My sister, almost five years older, was a huge Bon Jovi fan too.  I only heard the band in the first place because she played the albums, but the devotion felt very much mine now and I appealed to her to take me to the concert with her and I figured that she would and I jumped up and down with delight on the morning she snagged tickets for the show by waiting on line at some store.  But then she told me that none of those tickets were for me and she wouldn’t take me with her because I had never been to a concert before and she didn’t want to have to be responsible for me.

“But I’ll stand right next to you the whole time,” I begged.  “I won’t cause any trouble, I promise.”

“No,” she said, and I still remember the night that she left for the show and that I stayed home and how she returned many hours later and told me how amazing the night had been and that he played every single one of my favorite songs.

For many years, it was one of the saddest nights of my life. 

The very last album I ever bought was New Jersey.  I was living in the city then and I took the M14 bus home from my school in Chelsea and I got off at Broadway and walked over to Tower Records and I went right to the Bon Jovi section and picked up the record and brought it home like it was a prize.  My father thought the band a joke, but he loved that I went to a record store by myself and bought an album on the day of its release with my own money.  He saw himself in that moment – and that had to be kind of powerful.

I want to claim now that I remember how and why my obsession with Jon Bon Jovi ended, but that would be a lie because it kind of just faded.  I still had pictures of him on my bedroom wall, but I stopped buying Metal Edge and Circus at the magazine store.  It would make sense that I got over him the day he cut his hair, but I think the shorn head happened later.  I just kind of grew out of that phase and instead went sailing down the River Phoenix.

He’s the idol I actually met.  I’d entertained smooching with Ricky Schroeder and asking Jon Bon Jovi for advice on the proper way to apply hair mousse and eyeliner, but River is the first one I met – and I knew I would meet him from the start.

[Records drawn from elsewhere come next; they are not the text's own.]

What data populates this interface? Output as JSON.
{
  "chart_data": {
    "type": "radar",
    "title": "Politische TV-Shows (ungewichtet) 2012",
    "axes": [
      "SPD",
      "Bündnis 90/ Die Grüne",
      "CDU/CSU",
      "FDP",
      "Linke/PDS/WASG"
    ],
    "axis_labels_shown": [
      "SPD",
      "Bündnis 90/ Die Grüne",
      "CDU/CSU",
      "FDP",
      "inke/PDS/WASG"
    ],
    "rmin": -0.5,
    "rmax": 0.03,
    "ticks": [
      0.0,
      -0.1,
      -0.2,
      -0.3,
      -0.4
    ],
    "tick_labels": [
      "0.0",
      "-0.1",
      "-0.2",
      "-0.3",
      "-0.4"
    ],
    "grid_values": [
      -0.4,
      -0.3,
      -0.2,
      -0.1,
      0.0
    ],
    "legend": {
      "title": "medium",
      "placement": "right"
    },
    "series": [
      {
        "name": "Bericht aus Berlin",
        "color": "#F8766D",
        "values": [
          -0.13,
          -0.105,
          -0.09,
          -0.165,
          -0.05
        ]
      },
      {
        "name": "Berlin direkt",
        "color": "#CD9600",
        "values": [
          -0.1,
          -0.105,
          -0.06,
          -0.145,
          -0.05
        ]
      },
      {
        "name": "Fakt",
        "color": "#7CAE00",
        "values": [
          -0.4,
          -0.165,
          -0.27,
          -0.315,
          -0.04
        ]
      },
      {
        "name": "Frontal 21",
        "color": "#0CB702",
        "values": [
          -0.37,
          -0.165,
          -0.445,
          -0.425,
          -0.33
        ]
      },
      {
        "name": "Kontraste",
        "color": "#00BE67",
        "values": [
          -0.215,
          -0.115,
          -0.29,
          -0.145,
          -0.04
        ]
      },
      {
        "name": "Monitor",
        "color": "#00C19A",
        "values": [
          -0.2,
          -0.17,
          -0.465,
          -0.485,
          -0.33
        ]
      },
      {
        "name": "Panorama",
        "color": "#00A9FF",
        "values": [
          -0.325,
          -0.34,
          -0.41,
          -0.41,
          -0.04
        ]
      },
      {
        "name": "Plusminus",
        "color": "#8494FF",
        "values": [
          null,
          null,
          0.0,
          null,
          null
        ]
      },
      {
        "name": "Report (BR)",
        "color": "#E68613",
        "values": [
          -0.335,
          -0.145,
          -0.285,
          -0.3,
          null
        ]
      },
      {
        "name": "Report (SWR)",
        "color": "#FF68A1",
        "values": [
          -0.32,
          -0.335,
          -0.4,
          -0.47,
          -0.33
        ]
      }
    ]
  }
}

I remember going to see Stand By Me in the theatre and asking my father to stay through the closing credits so I could see who the guy was that played Chris Chambers.  My father actually laughed when he saw the actor’s name was “River Phoenix,” but he sat there in the dark with me so I could find out the name of my newest love.  And once I found out his name, it was on because those were the days of teen magazines and I would stop and pick up the latest Teen Beat or Bopand I would carefully trim the photos of River from the glossy pages and then tape them to my bedroom wall before settling in to read canned interviews about what River was looking for in a girl and why he was a vegetarian.

Yes, my newest soulmate had a conscience and that conscience shunned both meat and dairy.

I did eventually meet him when I refused to allow a bouncer, a mouth filled with braces, a gawky stage, and nerves to keep me from sneaking backstage at the Paladium when I was just fourteen.  But what was weird was that interaction – and we had a full conversation and I didn’t faint during even a second of it – actually made me sad because yes, I wanted to meet him, but I wanted so much more than that.  I wanted him to be my boyfriend – and I was shocked that it didn’t happen and wondered if maybe it was because I liked chicken nuggets so much.

My devotion to River Phoenix faded too and I never really had another full-fledged celebrity crush again, though I did have a few discreet and steamy thoughts about Jared Leto when I saw him singing a Ramones song on an episode of My So-Called Life.  But I’d moved on by then to liking real guys and my braces were long gone and I had learned the truth about ejaculation and it was time to live an actual life and to smile for actual boys and, without even acknowledging it, my tween idol stage just ended.

But I have never forgotten that time in my life or how real those feelings felt and, even now, when I catch even a single glimpse of River Phoenix in some movie, I hope that he is at peace – and that he can eat lobster in the afterlife.